In less than two months, Palestinians shift migration dynamics to Europe

In less than two months, Palestinians shift migration dynamics to Europe

Shafaq News/ On Wednesday, data released by the European Union Agency for Asylum revealed a surge of 18% in asylum applications within the bloc, reaching 1.14 million in 2023, marking the highest level since the migrant crisis of 2015-2016, with Palestinians emerging as the most sought-after asylum seekers following the events in Gaza, "at an unprecedented level."

The new data will likely fuel a heated debate on migration ahead of several local and national elections and the European Parliament elections in June.

According to the agency, Syrians and Afghans constituted the largest groups applying for asylum. In a new trend, Turks became the third-largest group of applicants, increasing their applications by 82% compared to the previous year.

The agency noted that the number of Palestinians applying for asylum reached an unprecedented level of 11,600 following the Israeli occupation war against Gaza, highlighting the difficulty in accurately registering their numbers due to the majority of EU member states not recognizing Palestine as a state.

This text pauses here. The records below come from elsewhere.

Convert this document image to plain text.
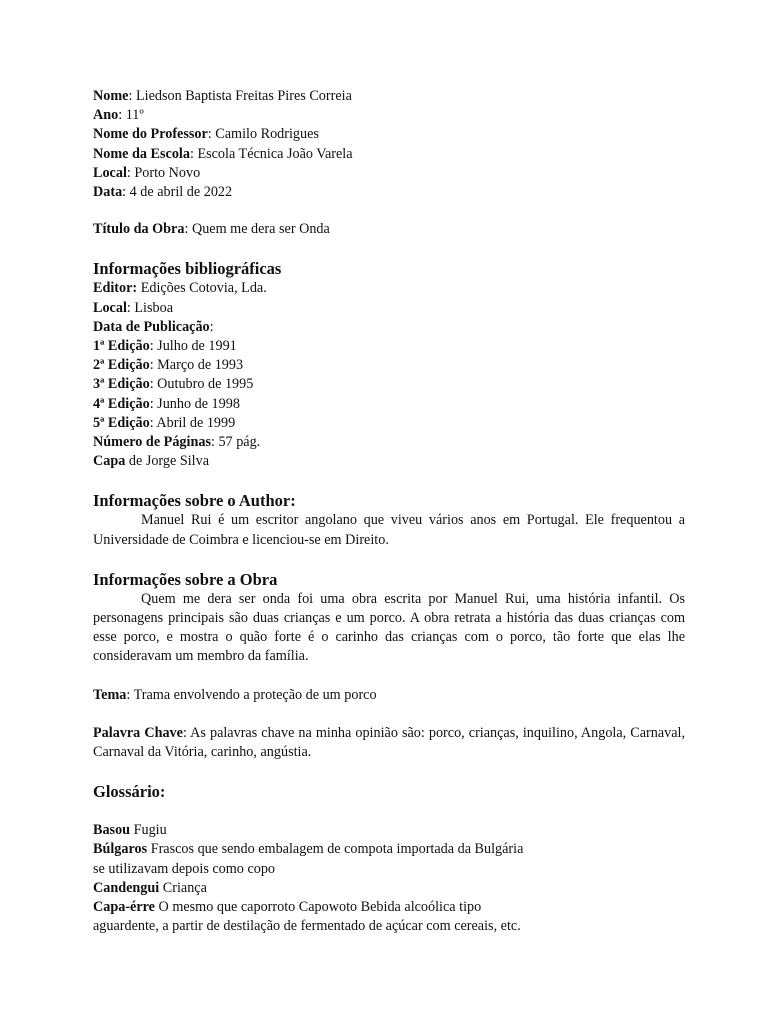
Nome: Liedson Baptista Freitas Pires Correia
Ano: 11º
Nome do Professor: Camilo Rodrigues
Nome da Escola: Escola Técnica João Varela
Local: Porto Novo
Data: 4 de abril de 2022
Título da Obra: Quem me dera ser Onda
Informações bibliográficas
Editor: Edições Cotovia, Lda.
Local: Lisboa
Data de Publicação:
1ª Edição: Julho de 1991
2ª Edição: Março de 1993
3ª Edição: Outubro de 1995
4ª Edição: Junho de 1998
5ª Edição: Abril de 1999
Número de Páginas: 57 pág.
Capa de Jorge Silva
Informações sobre o Author:
Manuel Rui é um escritor angolano que viveu vários anos em Portugal. Ele frequentou a Universidade de Coimbra e licenciou-se em Direito.
Informações sobre a Obra
Quem me dera ser onda foi uma obra escrita por Manuel Rui, uma história infantil. Os personagens principais são duas crianças e um porco. A obra retrata a história das duas crianças com esse porco, e mostra o quão forte é o carinho das crianças com o porco, tão forte que elas lhe consideravam um membro da família.
Tema: Trama envolvendo a proteção de um porco
Palavra Chave: As palavras chave na minha opinião são: porco, crianças, inquilino, Angola, Carnaval, Carnaval da Vitória, carinho, angústia.
Glossário:
Basou Fugiu
Búlgaros Frascos que sendo embalagem de compota importada da Bulgária
se utilizavam depois como copo
Candengui Criança
Capa-érre O mesmo que caporroto Capowoto Bebida alcoólica tipo
aguardente, a partir de destilação de fermentado de açúcar com cereais, etc.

In this regard, the European Parliament and EU member states reached a "historic agreement" on a sweeping reform of Europe's migration and asylum system, according to AFP, citing Vice-President of the Commission Margaritis Schinas.

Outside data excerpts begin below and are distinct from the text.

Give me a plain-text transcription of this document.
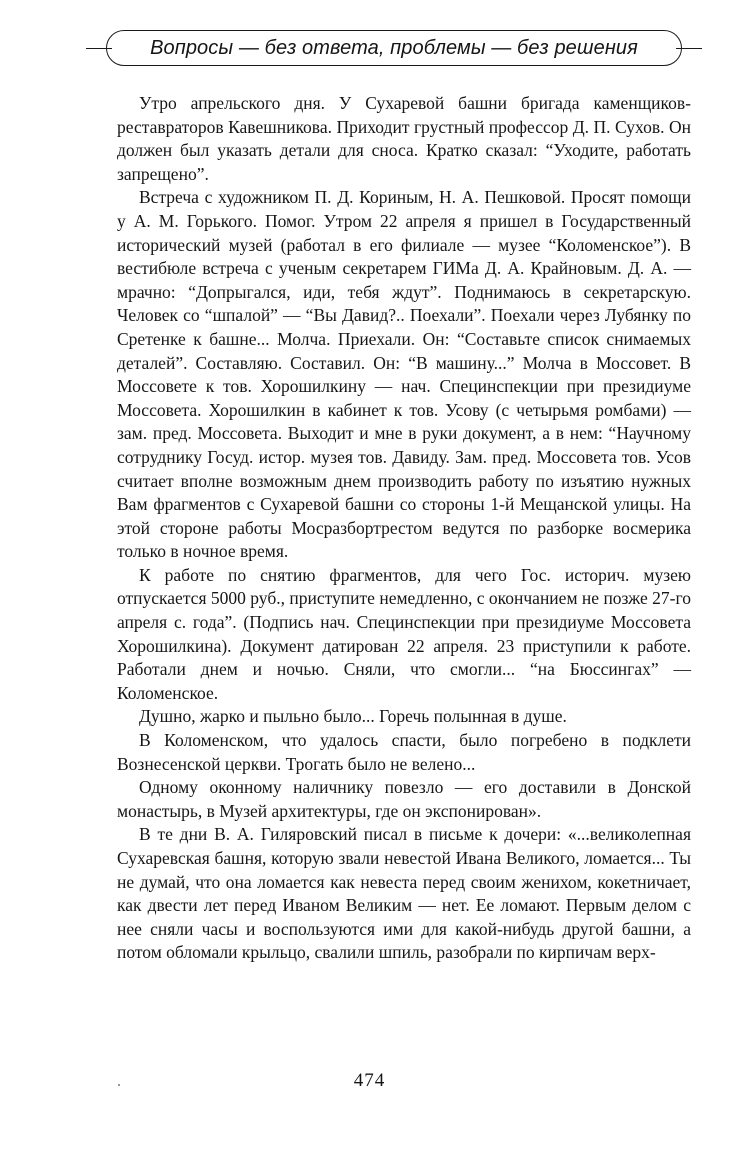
Вопросы — без ответа, проблемы — без решения

Утро апрельского дня. У Сухаревой башни бригада каменщиков-реставраторов Кавешникова. Приходит грустный профессор Д. П. Сухов. Он должен был указать детали для сноса. Кратко сказал: “Уходите, работать запрещено”.

Встреча с художником П. Д. Кориным, Н. А. Пешковой. Просят помощи у А. М. Горького. Помог. Утром 22 апреля я пришел в Государственный исторический музей (работал в его филиале — музее “Коломенское”). В вестибюле встреча с ученым секретарем ГИМа Д. А. Крайновым. Д. А. — мрачно: “Допрыгался, иди, тебя ждут”. Поднимаюсь в секретарскую. Человек со “шпалой” — “Вы Давид?.. Поехали”. Поехали через Лубянку по Сретенке к башне... Молча. Приехали. Он: “Составьте список снимаемых деталей”. Составляю. Составил. Он: “В машину...” Молча в Моссовет. В Моссовете к тов. Хорошилкину — нач. Специнспекции при президиуме Моссовета. Хорошилкин в кабинет к тов. Усову (с четырьмя ромбами) — зам. пред. Моссовета. Выходит и мне в руки документ, а в нем: “Научному сотруднику Госуд. истор. музея тов. Давиду. Зам. пред. Моссовета тов. Усов считает вполне возможным днем производить работу по изъятию нужных Вам фрагментов с Сухаревой башни со стороны 1-й Мещанской улицы. На этой стороне работы Мосразбортрестом ведутся по разборке восмерика только в ночное время.

К работе по снятию фрагментов, для чего Гос. историч. музею отпускается 5000 руб., приступите немедленно, с окончанием не позже 27-го апреля с. года”. (Подпись нач. Специнспекции при президиуме Моссовета Хорошилкина). Документ датирован 22 апреля. 23 приступили к работе. Работали днем и ночью. Сняли, что смогли... “на Бюссингах” — Коломенское.

Душно, жарко и пыльно было... Горечь полынная в душе.

В Коломенском, что удалось спасти, было погребено в подклети Вознесенской церкви. Трогать было не велено...

Одному оконному наличнику повезло — его доставили в Донской монастырь, в Музей архитектуры, где он экспонирован».

В те дни В. А. Гиляровский писал в письме к дочери: «...великолепная Сухаревская башня, которую звали невестой Ивана Великого, ломается... Ты не думай, что она ломается как невеста перед своим женихом, кокетничает, как двести лет перед Иваном Великим — нет. Ее ломают. Первым делом с нее сняли часы и воспользуются ими для какой-нибудь другой башни, а потом обломали крыльцо, свалили шпиль, разобрали по кирпичам верх-

474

European Commissioner for Home Affairs Ylva Johansson hailed what she described as a "historic moment." The Spanish presidency of the EU Council tweeted that a "political agreement on the five files of the new migration and asylum package" had been reached.

According to AFP, presented by the European Commission in September 2020, this package is a renewed attempt to reshape European regulations after a previous attempt failed in 2016 in the aftermath of the refugee crisis.

Meanwhile, Reuters reported that after overnight talks, representatives from the European Parliament and EU member state governments agreed on a set of laws for the Union, collectively called the "New Pact on Migration and Asylum," which is expected to come into effect next year.

These laws cover screening irregular migrants upon their arrival in the EU, procedures for handling asylum requests, rules for determining which EU country is responsible for processing the requests, and crisis management methods.